Don’t you, Mr. Yanukovych, have any achievements worth mentioning? After all you were mayor of Donetsk, governor of Donetsk and premier of all Ukraine in the course of 10 years, so surely you have some accomplishments you can raise in public other than your prison record? Or are you worried that the “Donetsk miracle” that you loved to talk about last year might look a little tarnished if someone mentions that the heating plant in Alchevsk fell apart in the middle of the January deep-freeze this year because you as governor and as premier neglected to pay any attention to public heating facilities for the last decade? Or if someone points out that Donetsk has the highest rate of intravenous drug users and (partly as a consequence) the highest incidence of HIV/AIDS in Ukraine? Or that miners’ families have been known to freeze to death in their shacks because the mines did not provide them with heating? Or that mining in general is the dirtiest, most hazardous and most deadly industry in Ukraine, and second probably only to China’s for the number of fatalities per year?
How about Nasha Ukraina? You guys need votes in the East and the South. Why aren’t you making plugs that focus on what your president has done in the last year in these various regions? Surely there are accomplishments that can be mentioned that would tell voters that you have something to offer? How about repairing that same Alchevsk heating plant so that Donetsk folks wouldn’t die in their homes the way they sometimes did when Mr. Yanukovych was governor? You are the best-placed of all those running for the Verkhovna Rada right now to say what you’ve already done, rather than to BS about what you promise to do. What is more, you can point out where the other guys have stonewalled important decisions, reforms and that kind of thing.

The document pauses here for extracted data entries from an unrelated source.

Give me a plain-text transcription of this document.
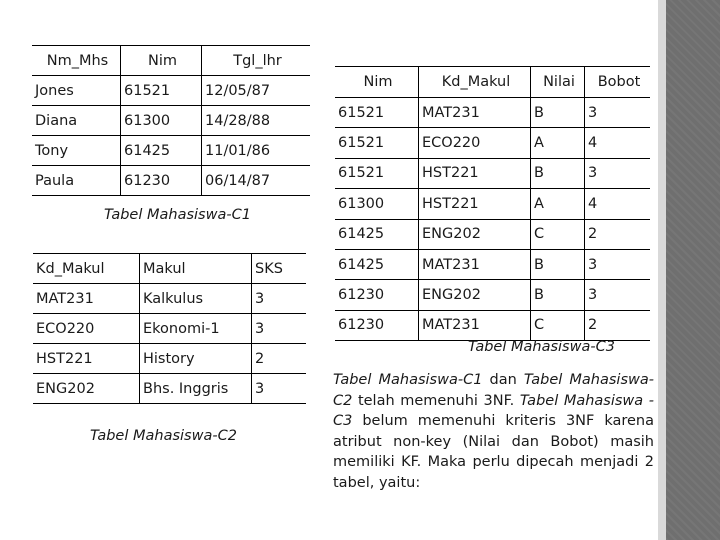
Nm_Mhs	Nim	Tgl_lhr
Jones	61521	12/05/87
Diana	61300	14/28/88
Tony	61425	11/01/86
Paula	61230	06/14/87
Tabel Mahasiswa-C1
Kd_Makul	Makul	SKS
MAT231	Kalkulus	3
ECO220	Ekonomi-1	3
HST221	History	2
ENG202	Bhs. Inggris	3
Tabel Mahasiswa-C2
Nim	Kd_Makul	Nilai	Bobot
61521	MAT231	B	3
61521	ECO220	A	4
61521	HST221	B	3
61300	HST221	A	4
61425	ENG202	C	2
61425	MAT231	B	3
61230	ENG202	B	3
61230	MAT231	C	2
Tabel Mahasiswa-C3
Tabel Mahasiswa-C1 dan Tabel Mahasiswa-C2 telah memenuhi 3NF. Tabel Mahasiswa -C3 belum memenuhi kriteris 3NF karena atribut non-key (Nilai dan Bobot) masih memiliki KF. Maka perlu dipecah menjadi 2 tabel, yaitu:
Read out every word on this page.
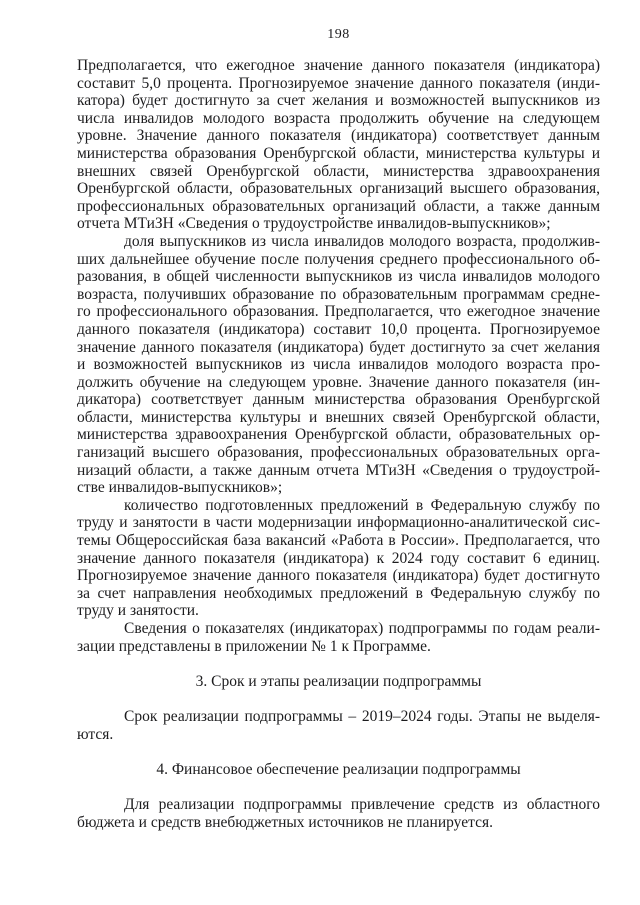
198
Предполагается, что ежегодное значение данного показателя (индикатора)
составит 5,0 процента. Прогнозируемое значение данного показателя (инди-
катора) будет достигнуто за счет желания и возможностей выпускников из
числа инвалидов молодого возраста продолжить обучение на следующем
уровне. Значение данного показателя (индикатора) соответствует данным
министерства образования Оренбургской области, министерства культуры и
внешних связей Оренбургской области, министерства здравоохранения
Оренбургской области, образовательных организаций высшего образования,
профессиональных образовательных организаций области, а также данным
отчета МТиЗН «Сведения о трудоустройстве инвалидов-выпускников»;
доля выпускников из числа инвалидов молодого возраста, продолжив-
ших дальнейшее обучение после получения среднего профессионального об-
разования, в общей численности выпускников из числа инвалидов молодого
возраста, получивших образование по образовательным программам средне-
го профессионального образования. Предполагается, что ежегодное значение
данного показателя (индикатора) составит 10,0 процента. Прогнозируемое
значение данного показателя (индикатора) будет достигнуто за счет желания
и возможностей выпускников из числа инвалидов молодого возраста про-
должить обучение на следующем уровне. Значение данного показателя (ин-
дикатора) соответствует данным министерства образования Оренбургской
области, министерства культуры и внешних связей Оренбургской области,
министерства здравоохранения Оренбургской области, образовательных ор-
ганизаций высшего образования, профессиональных образовательных орга-
низаций области, а также данным отчета МТиЗН «Сведения о трудоустрой-
стве инвалидов-выпускников»;
количество подготовленных предложений в Федеральную службу по
труду и занятости в части модернизации информационно-аналитической сис-
темы Общероссийская база вакансий «Работа в России». Предполагается, что
значение данного показателя (индикатора) к 2024 году составит 6 единиц.
Прогнозируемое значение данного показателя (индикатора) будет достигнуто
за счет направления необходимых предложений в Федеральную службу по
труду и занятости.
Сведения о показателях (индикаторах) подпрограммы по годам реали-
зации представлены в приложении № 1 к Программе.
3. Срок и этапы реализации подпрограммы
Срок реализации подпрограммы – 2019–2024 годы. Этапы не выделя-
ются.
4. Финансовое обеспечение реализации подпрограммы
Для реализации подпрограммы привлечение средств из областного
бюджета и средств внебюджетных источников не планируется.
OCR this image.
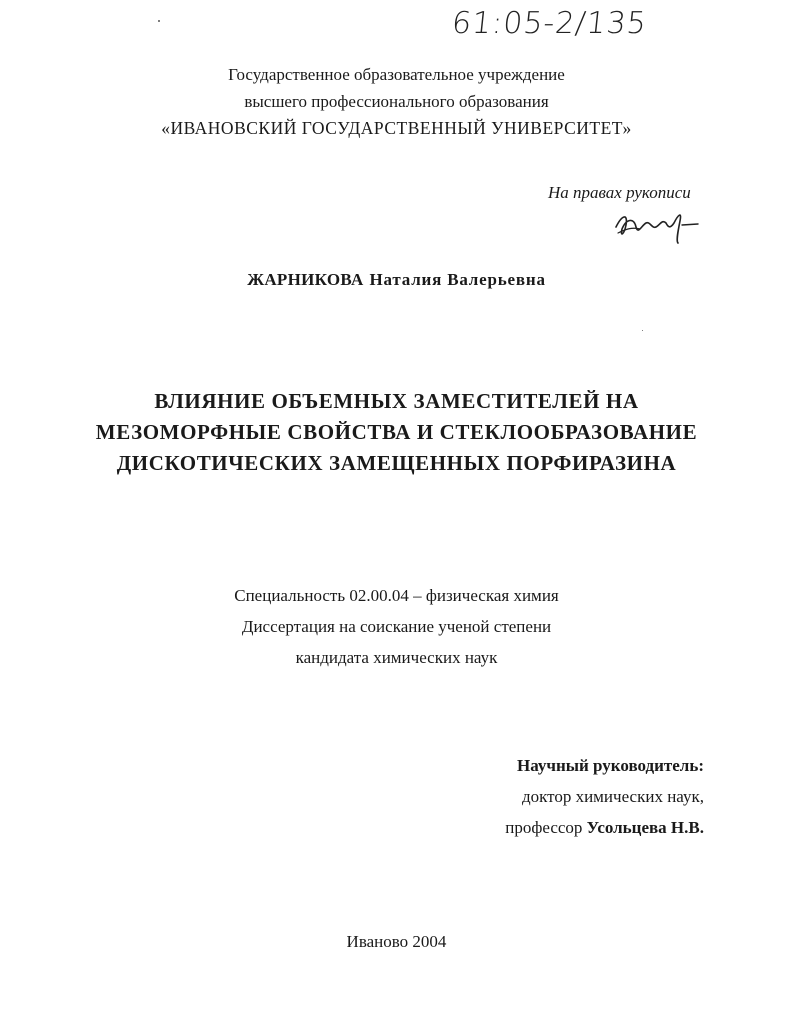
61:05-2/135
Государственное образовательное учреждение
высшего профессионального образования
«ИВАНОВСКИЙ ГОСУДАРСТВЕННЫЙ УНИВЕРСИТЕТ»
На правах рукописи
ЖАРНИКОВА Наталия Валерьевна
ВЛИЯНИЕ ОБЪЕМНЫХ ЗАМЕСТИТЕЛЕЙ НА
МЕЗОМОРФНЫЕ СВОЙСТВА И СТЕКЛООБРАЗОВАНИЕ
ДИСКОТИЧЕСКИХ ЗАМЕЩЕННЫХ ПОРФИРАЗИНА
Специальность 02.00.04 – физическая химия
Диссертация на соискание ученой степени
кандидата химических наук
Научный руководитель:
доктор химических наук,
профессор Усольцева Н.В.
Иваново 2004
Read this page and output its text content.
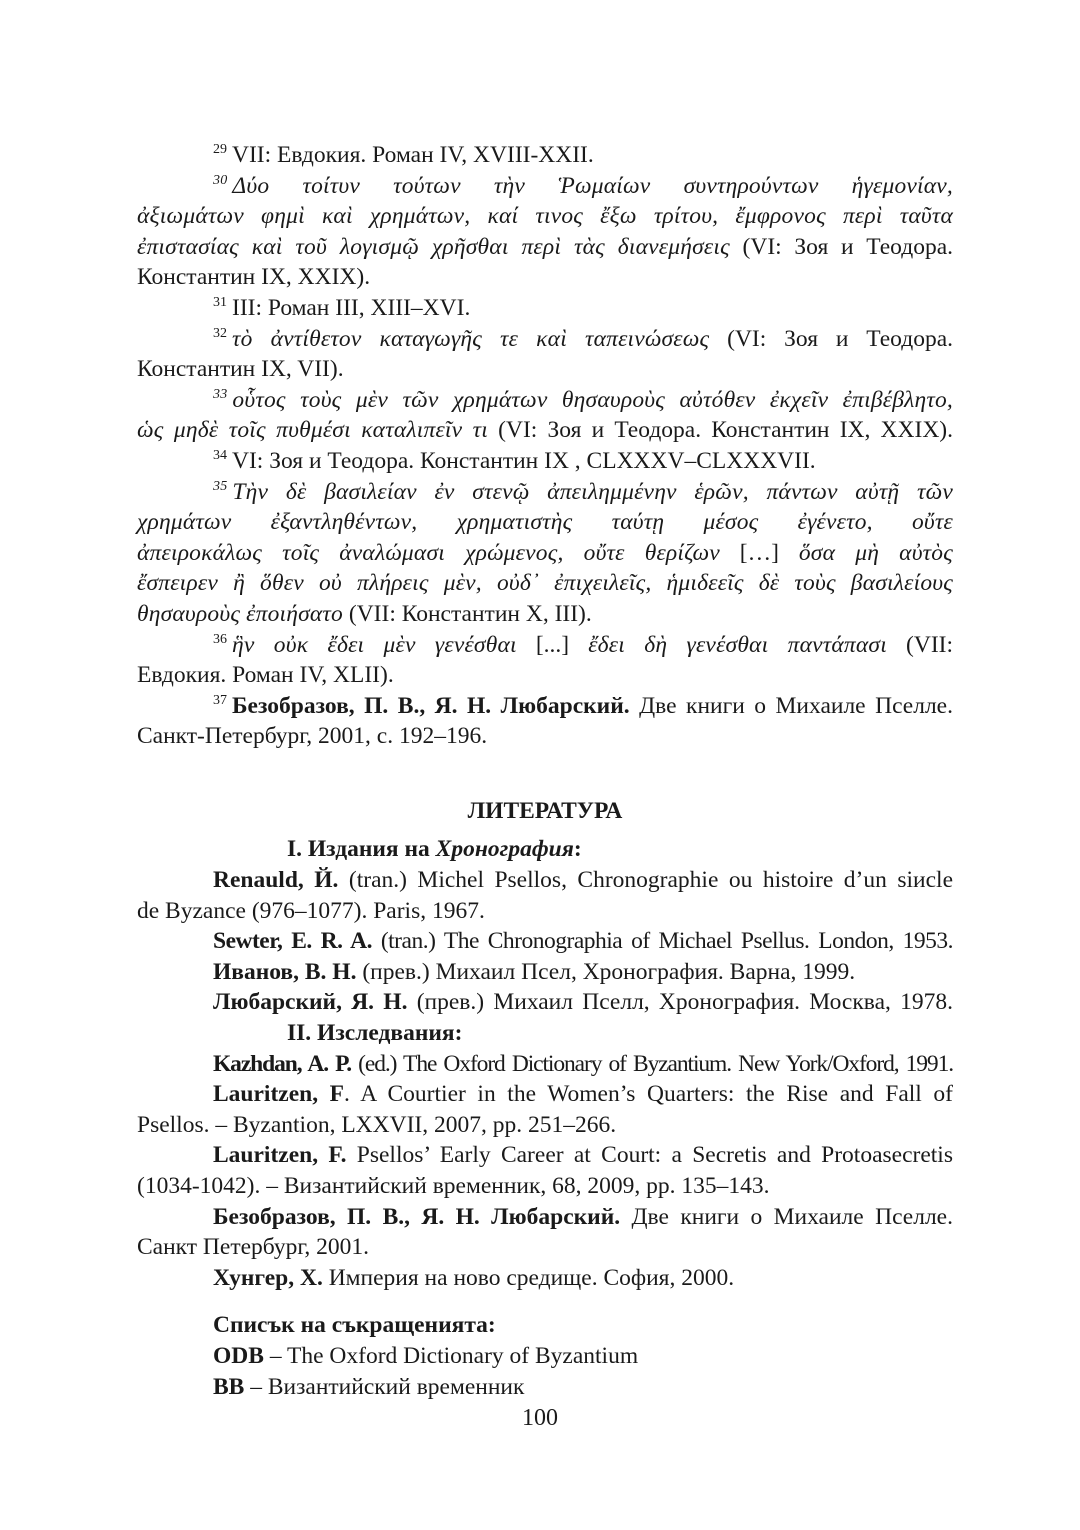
$^{29}$ VII: Евдокия. Роман IV, XVIII-XXII.

$^{30}$ Δύο τοίτυν τούτων τὴν Ῥωμαίων συντηρούντων ἡγεμονίαν,

ἀξιωμάτων φημὶ καὶ χρημάτων, καί τινος ἔξω τρίτου, ἔμφρονος περὶ ταῦτα

ἐπιστασίας καὶ τοῦ λογισμῷ χρῆσθαι περὶ τὰς διανεμήσεις (VI: Зоя и Теодора.

Константин IX, XXIX).

$^{31}$ III: Роман III, XIII–XVI.

$^{32}$ τὸ ἀντίθετον καταγωγῆς τε καὶ ταπεινώσεως (VI: Зоя и Теодора.

Константин IX, VII).

$^{33}$ οὗτος τοὺς μὲν τῶν χρημάτων θησαυροὺς αὐτόθεν ἐκχεῖν ἐπιβέβλητο,

ὡς μηδὲ τοῖς πυθμέσι καταλιπεῖν τι (VI: Зоя и Теодора. Константин IX, XXIX).

$^{34}$ VI: Зоя и Теодора. Константин IX , CLXXXV–CLXXXVII.

$^{35}$ Τὴν δὲ βασιλείαν ἐν στενῷ ἀπειλημμένην ἑρῶν, πάντων αὐτῇ τῶν

χρημάτων ἐξαντληθέντων, χρηματιστὴς ταύτῃ μέσος ἐγένετο, οὔτε

ἀπειροκάλως τοῖς ἀναλώμασι χρώμενος, οὔτε θερίζων […] ὅσα μὴ αὐτὸς

ἔσπειρεν ἢ ὅθεν οὐ πλήρεις μὲν, οὐδ᾽ ἐπιχειλεῖς, ἡμιδεεῖς δὲ τοὺς βασιλείους

θησαυροὺς ἐποιήσατο (VII: Константин X, III).

$^{36}$ ἣν οὐκ ἔδει μὲν γενέσθαι [...] ἔδει δὴ γενέσθαι παντάπασι (VII:

Евдокия. Роман IV, XLII).

$^{37}$ Безобразов, П. В., Я. Н. Любарский. Две книги о Михаиле Пселле.

Санкт-Петербург, 2001, с. 192–196.

ЛИТЕРАТУРА

I. Издания на Хронография:

Renauld, Й. (tran.) Michel Psellos, Chronographie ou histoire d’un siиcle

de Byzance (976–1077). Paris, 1967.

Sewter, E. R. A. (tran.) The Chronographia of Michael Psellus. London, 1953.

Иванов, В. Н. (прев.) Михаил Псел, Хронография. Варна, 1999.

Любарский, Я. Н. (прев.) Михаил Пселл, Хронография. Москва, 1978.

II. Изследвания:

Kazhdan, A. P. (ed.) The Oxford Dictionary of Byzantium. New York/Oxford, 1991.

Lauritzen, F. A Courtier in the Women’s Quarters: the Rise and Fall of

Psellos. – Byzantion, LXXVII, 2007, pp. 251–266.

Lauritzen, F. Psellos’ Early Career at Court: a Secretis and Protoasecretis

(1034-1042). – Византийский временник, 68, 2009, pp. 135–143.

Безобразов, П. В., Я. Н. Любарский. Две книги о Михаиле Пселле.

Санкт Петербург, 2001.

Хунгер, Х. Империя на ново средище. София, 2000.

Списък на съкращенията:

ODB – The Oxford Dictionary of Byzantium

BB – Византийский временник

100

There’s no excuse for a cheap campaign based on nostalgia and depressing music.
The Socialists too. You have two very competent people in key positions who have done a lot to fix what had gone wrong in Ukraine the last 15 years. Surely you aren’t afraid to plug Mr. Lutsenko’s capable leadership of the nation’s police force? Or Ms. Semeniuk’s handling of the State Property Fund? Or are you, Mr. Moroz, afraid to focus on accomplishments that might also give credit to the president who gave these people these jobs? Or are you just reluctant to give the limelight to younger people in your party who should represent its future?
As for BYT, all I can say is: Your campaign is sappy. You are sappy. Alas, there are lots of Ukrainians who like sappy. Fortunately, not enough to make Yulia president.